[
https://issues.apache.org/jira/browse/PHOENIX-3354?page=com.atlassian.jira.plugin.system.issuetabpanels:comment-tabpanel&focusedCommentId=15552558#comment-15552558
]
Sumit Nigam commented on PHOENIX-3354:
--------------------------------------
Here are the 2 DDLs (for data and index tables):
CREATE TABLE IF NOT EXISTS "ldmns:exDocStoreb" (CURRENT_TIMESTAMP BIGINT NOT
NULL, ID VARCHAR(96), BINARY_CURR_EXDOC VARBINARY, CURR_CHECKSUM VARCHAR(32),
BINARY_PREV_EXDOC VARBINARY, PREV_CHECKSUM VARCHAR(32), PREV_TIMESTAMP BIGINT,
SUMMARY VARCHAR, OBJ_SUMMARY VARCHAR, PARAM_SAMPLES VARCHAR, BULK_PUBLISH_UUID
VARCHAR, TOTAL_FACTS INTEGER, CURR_EXDOC VARCHAR, PREV_EXDOC VARCHAR CONSTRAINT
PK PRIMARY KEY(CURRENT_TIMESTAMP, ID)) COMPRESSION = 'SNAPPY', BLOCKCACHE =
false, SALT_BUCKETS = 36
CREATE INDEX IF NOT EXISTS "ldmns:indx_exdocb" ON "ldmns:exDocStoreb"(ID)

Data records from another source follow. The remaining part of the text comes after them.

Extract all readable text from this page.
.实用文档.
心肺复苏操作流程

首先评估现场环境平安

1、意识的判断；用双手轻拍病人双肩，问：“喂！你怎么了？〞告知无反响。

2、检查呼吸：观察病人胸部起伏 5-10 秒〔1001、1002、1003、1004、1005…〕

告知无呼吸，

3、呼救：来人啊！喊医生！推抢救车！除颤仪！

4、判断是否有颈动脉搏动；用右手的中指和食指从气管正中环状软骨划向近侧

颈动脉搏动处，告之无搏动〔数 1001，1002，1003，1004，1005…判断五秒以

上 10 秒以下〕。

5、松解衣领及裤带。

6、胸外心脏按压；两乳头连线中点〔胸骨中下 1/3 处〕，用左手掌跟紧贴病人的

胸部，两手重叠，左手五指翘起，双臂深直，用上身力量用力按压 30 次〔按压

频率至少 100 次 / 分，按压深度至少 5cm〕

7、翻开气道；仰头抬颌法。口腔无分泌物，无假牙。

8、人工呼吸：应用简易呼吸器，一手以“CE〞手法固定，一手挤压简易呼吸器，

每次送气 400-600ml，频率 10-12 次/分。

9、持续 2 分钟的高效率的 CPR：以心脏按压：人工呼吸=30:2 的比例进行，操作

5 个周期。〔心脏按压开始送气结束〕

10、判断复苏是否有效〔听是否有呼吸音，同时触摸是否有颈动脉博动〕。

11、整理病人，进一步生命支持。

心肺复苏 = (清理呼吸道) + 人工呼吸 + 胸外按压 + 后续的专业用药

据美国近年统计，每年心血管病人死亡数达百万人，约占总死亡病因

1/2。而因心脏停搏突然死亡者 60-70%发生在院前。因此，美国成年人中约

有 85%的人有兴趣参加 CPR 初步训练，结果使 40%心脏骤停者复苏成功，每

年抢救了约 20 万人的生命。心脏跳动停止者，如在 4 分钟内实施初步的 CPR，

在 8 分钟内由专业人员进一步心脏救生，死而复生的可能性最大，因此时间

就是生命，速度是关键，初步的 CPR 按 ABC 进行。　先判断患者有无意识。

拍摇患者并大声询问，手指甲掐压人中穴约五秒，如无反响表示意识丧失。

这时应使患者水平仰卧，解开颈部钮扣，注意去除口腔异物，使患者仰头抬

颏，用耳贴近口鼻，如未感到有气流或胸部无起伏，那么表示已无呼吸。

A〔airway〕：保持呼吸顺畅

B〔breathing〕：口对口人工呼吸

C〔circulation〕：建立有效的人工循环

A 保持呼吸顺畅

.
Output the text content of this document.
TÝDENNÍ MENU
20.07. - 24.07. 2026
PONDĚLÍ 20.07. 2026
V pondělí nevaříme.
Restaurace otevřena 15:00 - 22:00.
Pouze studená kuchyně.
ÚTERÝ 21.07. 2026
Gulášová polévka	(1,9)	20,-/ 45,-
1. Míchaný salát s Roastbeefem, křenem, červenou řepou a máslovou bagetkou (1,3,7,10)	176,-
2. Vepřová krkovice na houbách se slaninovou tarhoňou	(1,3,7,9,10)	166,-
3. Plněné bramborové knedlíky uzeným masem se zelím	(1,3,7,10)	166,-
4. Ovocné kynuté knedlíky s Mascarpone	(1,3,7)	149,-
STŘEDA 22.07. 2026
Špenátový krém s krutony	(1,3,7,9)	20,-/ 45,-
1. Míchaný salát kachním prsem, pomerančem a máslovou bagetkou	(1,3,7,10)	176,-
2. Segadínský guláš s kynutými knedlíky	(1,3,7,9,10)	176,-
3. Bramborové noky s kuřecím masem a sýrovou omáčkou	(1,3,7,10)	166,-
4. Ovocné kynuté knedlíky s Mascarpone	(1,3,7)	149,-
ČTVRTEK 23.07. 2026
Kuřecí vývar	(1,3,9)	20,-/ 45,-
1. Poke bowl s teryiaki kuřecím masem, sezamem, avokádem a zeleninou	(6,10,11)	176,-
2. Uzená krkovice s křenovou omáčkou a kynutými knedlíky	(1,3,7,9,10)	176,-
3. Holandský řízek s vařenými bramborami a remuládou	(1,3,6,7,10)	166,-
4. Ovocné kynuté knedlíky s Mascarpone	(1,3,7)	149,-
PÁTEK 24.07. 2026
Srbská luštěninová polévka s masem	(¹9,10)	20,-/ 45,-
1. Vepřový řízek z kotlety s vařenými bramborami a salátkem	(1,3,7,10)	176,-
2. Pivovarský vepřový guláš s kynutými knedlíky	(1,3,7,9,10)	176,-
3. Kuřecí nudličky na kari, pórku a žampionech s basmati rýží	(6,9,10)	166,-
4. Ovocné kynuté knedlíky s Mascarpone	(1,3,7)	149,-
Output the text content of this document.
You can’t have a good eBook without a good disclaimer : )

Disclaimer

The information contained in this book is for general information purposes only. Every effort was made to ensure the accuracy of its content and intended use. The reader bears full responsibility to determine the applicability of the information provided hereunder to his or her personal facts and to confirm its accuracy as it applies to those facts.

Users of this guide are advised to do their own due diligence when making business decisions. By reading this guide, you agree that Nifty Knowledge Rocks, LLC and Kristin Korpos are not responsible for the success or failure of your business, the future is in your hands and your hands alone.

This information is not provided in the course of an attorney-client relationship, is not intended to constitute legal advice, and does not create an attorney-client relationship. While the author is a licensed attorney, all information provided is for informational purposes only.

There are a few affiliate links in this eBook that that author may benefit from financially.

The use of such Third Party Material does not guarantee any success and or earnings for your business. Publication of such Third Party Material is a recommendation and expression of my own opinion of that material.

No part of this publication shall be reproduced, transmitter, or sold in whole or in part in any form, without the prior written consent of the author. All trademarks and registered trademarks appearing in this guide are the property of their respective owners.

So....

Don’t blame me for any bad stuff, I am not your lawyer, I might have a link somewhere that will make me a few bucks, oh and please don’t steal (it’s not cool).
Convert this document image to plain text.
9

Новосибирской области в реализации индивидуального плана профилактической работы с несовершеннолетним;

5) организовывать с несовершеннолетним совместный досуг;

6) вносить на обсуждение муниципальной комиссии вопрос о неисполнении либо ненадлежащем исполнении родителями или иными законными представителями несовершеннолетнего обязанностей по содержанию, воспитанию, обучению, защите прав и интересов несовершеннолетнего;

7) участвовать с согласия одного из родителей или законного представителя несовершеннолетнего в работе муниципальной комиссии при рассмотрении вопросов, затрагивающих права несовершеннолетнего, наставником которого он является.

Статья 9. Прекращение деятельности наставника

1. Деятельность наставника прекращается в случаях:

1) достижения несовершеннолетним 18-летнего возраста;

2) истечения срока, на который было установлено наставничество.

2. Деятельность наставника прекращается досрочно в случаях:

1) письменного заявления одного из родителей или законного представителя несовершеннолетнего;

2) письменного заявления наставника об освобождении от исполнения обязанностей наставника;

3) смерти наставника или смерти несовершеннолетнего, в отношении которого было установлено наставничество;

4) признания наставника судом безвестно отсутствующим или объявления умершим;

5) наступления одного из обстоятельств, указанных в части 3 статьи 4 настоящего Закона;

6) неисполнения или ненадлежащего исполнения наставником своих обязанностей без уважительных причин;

INCLUDE (SUMMARY, OBJ_SUMMARY, PARAM_SAMPLES, BULK_PUBLISH_UUID)
Here is the upsert query for this table:
UPSERT INTO "ldmns:exDocStoreb" (CURRENT_TIMESTAMP, BULK_PUBLISH_UUID, ID,
CURR_CHECKSUM, CURR_EXDOC, SUMMARY, PREV_EXDOC, PREV_CHECKSUM, PREV_TIMESTAMP,
OBJ_SUMMARY, PARAM_SAMPLES, TOTAL_FACTS, BINARY_CURR_EXDOC, BINARY_PREV_EXDOC)
VALUES (TO_NUMBER(CURRENT_TIME()), ?, ?, ?, ?, ?, ?, ?, ?, ?, ?, ?, ?, ?)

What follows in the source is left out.